I am looking for an elementary demonstration of this:
Suppose $K$ a field, $\mathrm{char}(K)=0$ and $K(\alpha) \supseteq K$ and $K(\beta) \supseteq K$ field extensions. Denote $n=[K(\alpha):K]$ and $m=[K(\beta):K]$ and suppose $\gcd(m,n)=1$. Then $K(\alpha,\beta)=K(\alpha + \beta)$.
To let everyone know what my level is: I am an undergraduate math student and my interest sparked when my professor showed us the demonstration of what I have written above in the specific case $K = \mathbb{Q}$, which only works thanks the specific structure of $\mathbb{C}$. I also found a paper that demonstrates it in fields with $\text{char}(K) \ne 0$, but involves subjects that are not in my course. link
I've tried to find mn distinct homomorphisms from $K(\alpha+\beta)\to E$ where $E$ is an algebraic closure of $K(\alpha + \beta)$. I've tried using the $mn$ homomorphisms from $K(\alpha,\beta)$, which has degree $mn$ over $K$, and I can say that my problem is equivalent of proof that: call $\alpha_i$ and $\beta_j$ for $i\in 1,\ldots,n$ and $j\in 1,\ldots,m$ the conjugates of $\alpha$ and $\beta$, the other roots of minimum polynomial. Thus $\alpha+\beta$ has degree $mn$ over $K$ $\iff$ "$\alpha+\beta=\alpha_i+\beta_j\iff \alpha=\alpha_i\wedge \beta=\beta_j$". My problem is that I don't know how prove that.
Thank you in advance
Edit: The specific structure of $\mathbb{C}$ is that, if you consider only $(\mathbb{C},+)$ you can orderer it in the following way:
$z = a + bi; w = c +di$ ($a,b,c,d \in \mathbb{R}$)

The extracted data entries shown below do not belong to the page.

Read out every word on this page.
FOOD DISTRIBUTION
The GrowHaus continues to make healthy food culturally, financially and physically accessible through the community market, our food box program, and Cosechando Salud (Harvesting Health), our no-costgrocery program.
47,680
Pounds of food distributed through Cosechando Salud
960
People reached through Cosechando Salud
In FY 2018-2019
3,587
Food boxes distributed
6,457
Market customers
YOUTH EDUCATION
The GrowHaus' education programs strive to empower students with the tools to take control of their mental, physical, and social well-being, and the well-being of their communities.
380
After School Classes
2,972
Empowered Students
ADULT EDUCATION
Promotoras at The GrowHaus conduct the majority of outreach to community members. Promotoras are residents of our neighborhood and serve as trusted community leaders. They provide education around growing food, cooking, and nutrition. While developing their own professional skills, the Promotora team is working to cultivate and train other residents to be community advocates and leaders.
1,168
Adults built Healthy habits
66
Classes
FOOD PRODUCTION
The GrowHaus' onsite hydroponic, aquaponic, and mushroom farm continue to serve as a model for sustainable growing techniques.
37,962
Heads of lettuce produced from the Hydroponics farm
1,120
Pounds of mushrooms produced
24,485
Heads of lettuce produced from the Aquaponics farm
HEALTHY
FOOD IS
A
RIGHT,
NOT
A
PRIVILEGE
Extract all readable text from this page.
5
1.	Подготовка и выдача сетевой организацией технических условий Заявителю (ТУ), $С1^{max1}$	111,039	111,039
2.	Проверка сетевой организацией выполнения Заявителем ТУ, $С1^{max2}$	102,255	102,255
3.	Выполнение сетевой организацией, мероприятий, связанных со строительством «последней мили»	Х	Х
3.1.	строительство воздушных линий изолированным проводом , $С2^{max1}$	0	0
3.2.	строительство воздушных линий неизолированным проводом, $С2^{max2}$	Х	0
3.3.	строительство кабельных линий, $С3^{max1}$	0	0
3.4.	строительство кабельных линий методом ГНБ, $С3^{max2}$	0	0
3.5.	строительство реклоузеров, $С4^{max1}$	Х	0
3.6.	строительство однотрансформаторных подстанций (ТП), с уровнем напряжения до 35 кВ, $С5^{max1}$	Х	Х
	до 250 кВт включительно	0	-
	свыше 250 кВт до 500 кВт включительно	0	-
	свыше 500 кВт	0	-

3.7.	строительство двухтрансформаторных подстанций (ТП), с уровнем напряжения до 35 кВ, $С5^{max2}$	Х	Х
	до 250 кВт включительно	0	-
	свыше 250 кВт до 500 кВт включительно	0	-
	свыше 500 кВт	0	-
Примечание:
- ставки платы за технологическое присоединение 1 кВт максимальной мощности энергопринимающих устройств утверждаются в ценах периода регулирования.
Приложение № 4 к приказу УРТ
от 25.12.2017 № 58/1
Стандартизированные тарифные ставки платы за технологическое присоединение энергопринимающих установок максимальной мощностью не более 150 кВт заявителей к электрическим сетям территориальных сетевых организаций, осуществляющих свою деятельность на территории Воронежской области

$z < w \iff a < c \vee a = c \land b < d$
In that way we have a maximum $\alpha_{i} + \beta_{j} = \max(\alpha_{i}) + \max(\beta_{j})$. Now we have that: $$\sigma(\max(\alpha_{i}) + \max(\beta_{j}))= \sigma(\max(\alpha_{i})) + \sigma(\max(\beta_{j})) = \max(\alpha_{i}) + \max(\beta_{j})$$ If and only if $\sigma(\max(\alpha_{i})) = \max(\alpha_{i}) \land \sigma(\max(\beta_{j})) = \max(\beta_{j}).$ This lets us prove that there exist $mn$ distinct homomorphisms. Since $\alpha + \beta$ and $\alpha_{i} + \beta_{j}$ are conjugate, we can conclude.